While Honeycrisp is not yet the most popular apple in the U. S., trailing Gala and Fuji in sales, more Honeycrisp trees have been planted in recent years than other varieties, according to researcher Rich Marini, professor of horticulture, College of Agricultural Sciences. That is because consumers prefer Honeycrisps and they typically wholesale for 30 to 40 cents more a pound than other varieties, he said.
Developed in the 1960s and introduced to the market in the 1990s by the University of Minnesota, the flesh of Honeycrisp is crunchier than other apples — and the snap from a bite releases a burst of flavor, Marini pointed out. However, that quality comes at a price because the variety is extremely susceptible to bitter pit, which is induced in the fruit by a calcium deficiency.
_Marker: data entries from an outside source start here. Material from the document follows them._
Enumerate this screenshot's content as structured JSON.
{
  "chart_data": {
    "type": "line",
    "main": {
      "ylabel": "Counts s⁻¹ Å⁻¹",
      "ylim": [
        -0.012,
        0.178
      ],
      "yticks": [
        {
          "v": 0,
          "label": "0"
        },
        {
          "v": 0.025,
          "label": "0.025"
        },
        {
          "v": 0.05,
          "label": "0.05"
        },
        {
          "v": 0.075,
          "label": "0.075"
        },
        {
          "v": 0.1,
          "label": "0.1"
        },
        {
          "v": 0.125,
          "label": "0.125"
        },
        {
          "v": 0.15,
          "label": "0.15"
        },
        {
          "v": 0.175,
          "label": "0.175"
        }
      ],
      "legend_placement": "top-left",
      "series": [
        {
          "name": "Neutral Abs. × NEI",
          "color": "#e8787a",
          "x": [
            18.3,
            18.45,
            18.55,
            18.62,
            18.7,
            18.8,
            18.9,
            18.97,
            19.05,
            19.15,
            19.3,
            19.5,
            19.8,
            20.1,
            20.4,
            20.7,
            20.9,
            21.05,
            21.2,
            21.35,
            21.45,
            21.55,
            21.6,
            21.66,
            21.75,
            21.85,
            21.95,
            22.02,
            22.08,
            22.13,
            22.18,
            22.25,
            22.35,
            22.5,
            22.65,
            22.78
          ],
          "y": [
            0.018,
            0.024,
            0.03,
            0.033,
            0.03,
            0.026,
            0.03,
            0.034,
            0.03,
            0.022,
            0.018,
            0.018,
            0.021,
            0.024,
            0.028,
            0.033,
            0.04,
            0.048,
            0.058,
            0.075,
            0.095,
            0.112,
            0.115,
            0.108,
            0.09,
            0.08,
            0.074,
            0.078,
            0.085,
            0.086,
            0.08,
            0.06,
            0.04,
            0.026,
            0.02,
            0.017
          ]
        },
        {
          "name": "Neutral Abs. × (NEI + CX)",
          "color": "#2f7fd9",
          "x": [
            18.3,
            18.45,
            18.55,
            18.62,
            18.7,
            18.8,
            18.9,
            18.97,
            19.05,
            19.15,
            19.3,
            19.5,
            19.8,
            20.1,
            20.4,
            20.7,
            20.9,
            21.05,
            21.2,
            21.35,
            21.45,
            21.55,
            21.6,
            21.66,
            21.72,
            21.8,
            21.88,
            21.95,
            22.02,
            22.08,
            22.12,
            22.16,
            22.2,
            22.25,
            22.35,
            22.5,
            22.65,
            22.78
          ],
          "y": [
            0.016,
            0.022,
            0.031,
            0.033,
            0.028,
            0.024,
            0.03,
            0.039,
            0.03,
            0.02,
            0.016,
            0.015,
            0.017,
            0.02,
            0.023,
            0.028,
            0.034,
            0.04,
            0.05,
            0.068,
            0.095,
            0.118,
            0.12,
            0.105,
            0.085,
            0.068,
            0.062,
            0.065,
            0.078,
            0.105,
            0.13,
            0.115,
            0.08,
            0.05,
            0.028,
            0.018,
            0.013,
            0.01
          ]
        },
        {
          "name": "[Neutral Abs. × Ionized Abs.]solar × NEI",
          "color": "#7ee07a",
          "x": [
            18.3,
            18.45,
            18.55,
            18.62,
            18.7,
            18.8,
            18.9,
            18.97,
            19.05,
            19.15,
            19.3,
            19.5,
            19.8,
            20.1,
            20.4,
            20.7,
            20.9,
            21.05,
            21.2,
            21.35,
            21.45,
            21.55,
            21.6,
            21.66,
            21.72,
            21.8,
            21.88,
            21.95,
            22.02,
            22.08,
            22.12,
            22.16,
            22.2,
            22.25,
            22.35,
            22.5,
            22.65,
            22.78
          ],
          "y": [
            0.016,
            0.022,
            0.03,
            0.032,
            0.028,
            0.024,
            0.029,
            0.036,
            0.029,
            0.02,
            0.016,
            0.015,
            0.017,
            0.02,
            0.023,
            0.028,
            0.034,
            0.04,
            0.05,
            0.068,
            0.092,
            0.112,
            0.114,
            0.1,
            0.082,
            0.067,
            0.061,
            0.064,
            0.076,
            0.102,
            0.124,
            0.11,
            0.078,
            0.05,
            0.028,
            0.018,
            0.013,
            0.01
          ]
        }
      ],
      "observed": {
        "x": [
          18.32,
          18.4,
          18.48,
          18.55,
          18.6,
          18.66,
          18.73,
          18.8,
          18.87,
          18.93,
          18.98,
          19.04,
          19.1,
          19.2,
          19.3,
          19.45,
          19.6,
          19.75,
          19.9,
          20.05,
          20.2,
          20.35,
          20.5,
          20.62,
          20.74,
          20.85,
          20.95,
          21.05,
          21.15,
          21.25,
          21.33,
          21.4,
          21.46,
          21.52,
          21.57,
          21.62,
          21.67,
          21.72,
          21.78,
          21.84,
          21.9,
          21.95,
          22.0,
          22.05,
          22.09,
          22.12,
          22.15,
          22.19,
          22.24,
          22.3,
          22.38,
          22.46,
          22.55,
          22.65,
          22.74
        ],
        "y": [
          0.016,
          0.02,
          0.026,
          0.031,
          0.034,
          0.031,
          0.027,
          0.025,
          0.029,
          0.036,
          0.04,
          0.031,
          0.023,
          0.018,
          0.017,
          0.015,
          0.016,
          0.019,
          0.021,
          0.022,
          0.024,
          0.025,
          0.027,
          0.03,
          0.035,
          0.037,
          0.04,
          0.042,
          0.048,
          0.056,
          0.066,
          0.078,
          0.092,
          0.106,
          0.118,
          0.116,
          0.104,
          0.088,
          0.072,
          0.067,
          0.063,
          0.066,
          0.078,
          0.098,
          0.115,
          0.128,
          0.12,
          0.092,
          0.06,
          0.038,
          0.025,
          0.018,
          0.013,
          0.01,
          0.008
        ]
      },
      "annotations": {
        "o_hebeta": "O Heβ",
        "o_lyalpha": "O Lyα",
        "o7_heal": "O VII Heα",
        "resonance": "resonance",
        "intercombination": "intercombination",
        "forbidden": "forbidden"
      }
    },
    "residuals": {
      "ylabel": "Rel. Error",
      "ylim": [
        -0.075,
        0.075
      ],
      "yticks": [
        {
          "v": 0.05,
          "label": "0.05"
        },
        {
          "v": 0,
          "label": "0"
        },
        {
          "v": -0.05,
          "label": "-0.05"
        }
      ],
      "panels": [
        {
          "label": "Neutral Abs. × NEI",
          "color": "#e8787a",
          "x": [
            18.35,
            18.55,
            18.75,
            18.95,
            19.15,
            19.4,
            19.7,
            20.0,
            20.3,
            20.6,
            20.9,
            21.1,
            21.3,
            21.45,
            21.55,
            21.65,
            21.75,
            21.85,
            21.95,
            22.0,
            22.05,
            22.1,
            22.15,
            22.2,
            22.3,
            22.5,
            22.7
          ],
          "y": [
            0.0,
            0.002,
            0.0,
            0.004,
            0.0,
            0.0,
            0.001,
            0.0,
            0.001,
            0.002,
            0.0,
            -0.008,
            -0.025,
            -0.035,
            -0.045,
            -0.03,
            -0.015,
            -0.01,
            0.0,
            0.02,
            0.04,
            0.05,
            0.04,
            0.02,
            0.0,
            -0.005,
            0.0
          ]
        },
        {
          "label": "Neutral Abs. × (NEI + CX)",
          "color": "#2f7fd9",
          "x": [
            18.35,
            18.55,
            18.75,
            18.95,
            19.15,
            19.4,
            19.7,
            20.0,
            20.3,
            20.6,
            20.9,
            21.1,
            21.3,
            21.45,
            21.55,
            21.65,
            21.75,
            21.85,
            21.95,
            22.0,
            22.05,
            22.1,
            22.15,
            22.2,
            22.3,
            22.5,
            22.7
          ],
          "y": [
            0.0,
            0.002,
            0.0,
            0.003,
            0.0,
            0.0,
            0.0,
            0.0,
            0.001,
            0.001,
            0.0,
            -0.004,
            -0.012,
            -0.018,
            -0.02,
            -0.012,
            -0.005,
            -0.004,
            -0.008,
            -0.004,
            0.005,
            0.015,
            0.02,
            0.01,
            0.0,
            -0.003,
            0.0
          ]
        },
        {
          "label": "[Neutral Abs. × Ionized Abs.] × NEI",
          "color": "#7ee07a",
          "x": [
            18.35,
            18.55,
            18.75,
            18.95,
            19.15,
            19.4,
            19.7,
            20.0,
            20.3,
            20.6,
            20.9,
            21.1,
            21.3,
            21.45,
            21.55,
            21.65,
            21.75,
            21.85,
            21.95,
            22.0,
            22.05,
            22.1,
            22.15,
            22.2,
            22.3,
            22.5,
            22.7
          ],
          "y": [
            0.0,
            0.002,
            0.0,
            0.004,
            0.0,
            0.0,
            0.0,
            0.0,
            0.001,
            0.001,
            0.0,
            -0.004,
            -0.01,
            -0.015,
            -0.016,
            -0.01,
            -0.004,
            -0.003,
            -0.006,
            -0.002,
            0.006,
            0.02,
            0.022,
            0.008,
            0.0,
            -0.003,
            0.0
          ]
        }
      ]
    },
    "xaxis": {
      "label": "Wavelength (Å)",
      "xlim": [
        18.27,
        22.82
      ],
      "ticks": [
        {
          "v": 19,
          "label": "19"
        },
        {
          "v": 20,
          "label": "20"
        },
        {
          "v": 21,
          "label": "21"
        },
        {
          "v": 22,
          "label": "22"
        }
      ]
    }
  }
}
The "corky" brown spots under the skin caused by the disorder usually do not develop until long after healthy-appearing fruit is put into storage by growers. In most cases, if they had known their apples would develop bitter pit, the growers would sell them immediately, before the disorder showed up.
"The apple looks good," said Marini. "You put it in cold storage for three or four months and take it out and it still looks good. You put it in room temperature for a few days and bitter pit develops. Only then do you see it."
The team conducted the study over three years in six high-density Honeycrisp blocks. They looked in orchards with varying histories of bitter pit incidence in Adams County, Pennsylvania. The researchers determined that the disorder is associated with low calcium levels in fruit peels.